In dieser Serie berichte ich darüber, wie ich aus eigener Erfahrung die Wichtigkeit von Prozessen und den dazugehörigen Strukturen kennengelernt habe. Im ersten Teil (siehe hier) habe ich kurz beschrieben, dass ich bereits als Freelancer die ein oder andere kleine Prozessdokumentation angefertigt habe, und mir (und meiner Frau) damit das Leben ein Stückchen einfacher gemacht habe. Da ich damals aber alles (ok, fast alles) selbst gemacht habe, musste ich mich um solche banale Sachen wie Dokumentations-, Informations- und Ablagesystem nicht kümmern. Ganz zu schweigen von „professionellen“ Themen wie Verantwortlichkeiten und Schnittstellen. Und dann kam sie….

Herzlich Willkommen, die erste Mitarbeiterin

Es ging irgendwie plötzlich alles ganz schnell. Mächtig viel zu tun in meinem Projekt und keine Ressourcen.

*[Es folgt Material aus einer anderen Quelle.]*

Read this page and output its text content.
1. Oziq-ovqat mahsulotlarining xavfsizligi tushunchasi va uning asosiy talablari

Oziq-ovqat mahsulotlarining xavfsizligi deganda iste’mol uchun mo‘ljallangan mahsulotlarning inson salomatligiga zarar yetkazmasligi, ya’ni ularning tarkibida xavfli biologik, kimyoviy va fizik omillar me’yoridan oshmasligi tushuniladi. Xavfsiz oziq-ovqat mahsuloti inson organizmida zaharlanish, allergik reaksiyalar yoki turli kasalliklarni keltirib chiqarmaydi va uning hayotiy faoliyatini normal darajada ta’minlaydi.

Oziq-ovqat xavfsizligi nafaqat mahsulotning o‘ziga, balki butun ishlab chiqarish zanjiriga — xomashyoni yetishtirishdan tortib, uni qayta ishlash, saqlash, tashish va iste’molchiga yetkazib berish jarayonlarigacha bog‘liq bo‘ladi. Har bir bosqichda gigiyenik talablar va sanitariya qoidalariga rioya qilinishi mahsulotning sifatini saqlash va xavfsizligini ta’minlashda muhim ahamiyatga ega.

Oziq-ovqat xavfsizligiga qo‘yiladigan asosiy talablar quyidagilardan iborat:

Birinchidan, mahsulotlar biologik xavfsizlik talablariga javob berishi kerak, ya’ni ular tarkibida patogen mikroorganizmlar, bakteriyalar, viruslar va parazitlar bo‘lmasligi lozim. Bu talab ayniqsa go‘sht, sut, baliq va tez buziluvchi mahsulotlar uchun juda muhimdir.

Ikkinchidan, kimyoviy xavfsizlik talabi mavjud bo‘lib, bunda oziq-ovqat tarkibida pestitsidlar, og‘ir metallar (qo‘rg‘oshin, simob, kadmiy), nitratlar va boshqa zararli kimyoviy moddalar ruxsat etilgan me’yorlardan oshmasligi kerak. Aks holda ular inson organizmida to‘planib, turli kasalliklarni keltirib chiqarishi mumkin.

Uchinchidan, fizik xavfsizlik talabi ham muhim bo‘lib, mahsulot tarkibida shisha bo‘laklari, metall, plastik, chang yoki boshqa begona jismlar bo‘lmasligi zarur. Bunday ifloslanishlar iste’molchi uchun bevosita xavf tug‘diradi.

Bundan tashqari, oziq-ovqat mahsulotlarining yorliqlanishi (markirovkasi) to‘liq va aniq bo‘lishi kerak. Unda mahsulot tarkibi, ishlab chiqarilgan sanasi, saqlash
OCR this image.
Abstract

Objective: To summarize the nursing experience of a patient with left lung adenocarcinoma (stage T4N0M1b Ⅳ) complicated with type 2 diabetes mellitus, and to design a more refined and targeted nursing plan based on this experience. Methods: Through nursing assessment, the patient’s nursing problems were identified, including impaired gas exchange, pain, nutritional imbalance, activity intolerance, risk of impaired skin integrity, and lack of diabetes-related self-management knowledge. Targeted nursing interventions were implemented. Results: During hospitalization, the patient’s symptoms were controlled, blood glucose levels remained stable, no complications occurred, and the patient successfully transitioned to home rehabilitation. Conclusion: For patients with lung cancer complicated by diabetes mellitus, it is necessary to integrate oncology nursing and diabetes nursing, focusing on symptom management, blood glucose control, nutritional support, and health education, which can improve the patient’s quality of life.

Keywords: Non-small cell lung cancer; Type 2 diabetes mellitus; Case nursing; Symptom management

Und dann kam die Frage, ob ich niemanden kenne. Und 2 Wochen später hatte ich meine erste Mitarbeiterin. Schnell Arbeitsvertrag gemacht und mit Hilfe des Steuerberaters alles andere Notwendige erledigt. Und weil alles so schnell ging, ging leider auch wieder einiges unter. Zumindest was das Festhalten meiner Aktivitäten für spätere Zeiten betrifft. Wann ist was zu tun, wenn man jemanden einstellt? Welche Formulare benötige ich, was ist zu besorgen, welche Software muss ich anschaffen. Einige Zeit später wäre ich froh gewesen, diese ganzen Informationen schnell aus dem Hut zaubern zu können. Eine einfache Checkliste hätte da an vielen Stellen gereicht.

Und dann war es plötzlich vorbei mit der Routine

Am Anfang lief eigentlich alles optimal. Wir waren beide eigentlich Vollzeit in dem Projekt beschäftigt, wo wir recht eigenständig agierten. Ich habe nebenbei noch Rechnungen geschrieben und die (Lohn)Buchhaltung erledigt. Somit hatten wir eigentlich zunächst sehr wenige Reibungspunkte, oder um im Fachjargon zu bleiben: Schnittstellen. Wo auch?

Aber Zeiten ändern sich bekanntlich ja gelegentlich mal, und so war es auch bei uns. Die Projekte gingen so langsam zu Ende, und wir hatten es erstmal versäumt, rechtzeitig für Nachschub zu sorgen. Lief ja alles reibungslos, Akquise und Marketing haben wir bislang nicht gebraucht. Aber irgendwann wurde uns dann klar: hey, brauchen wir doch, und zwar am besten schnell. Die Frage also, was tun? Einfach lostelefonieren und Anzeigen schalten? Nein, wir brauchen richtige Prozesse. Ein Prozessberater, der selbst Prozesse braucht. War irgendwie schon kurios für uns.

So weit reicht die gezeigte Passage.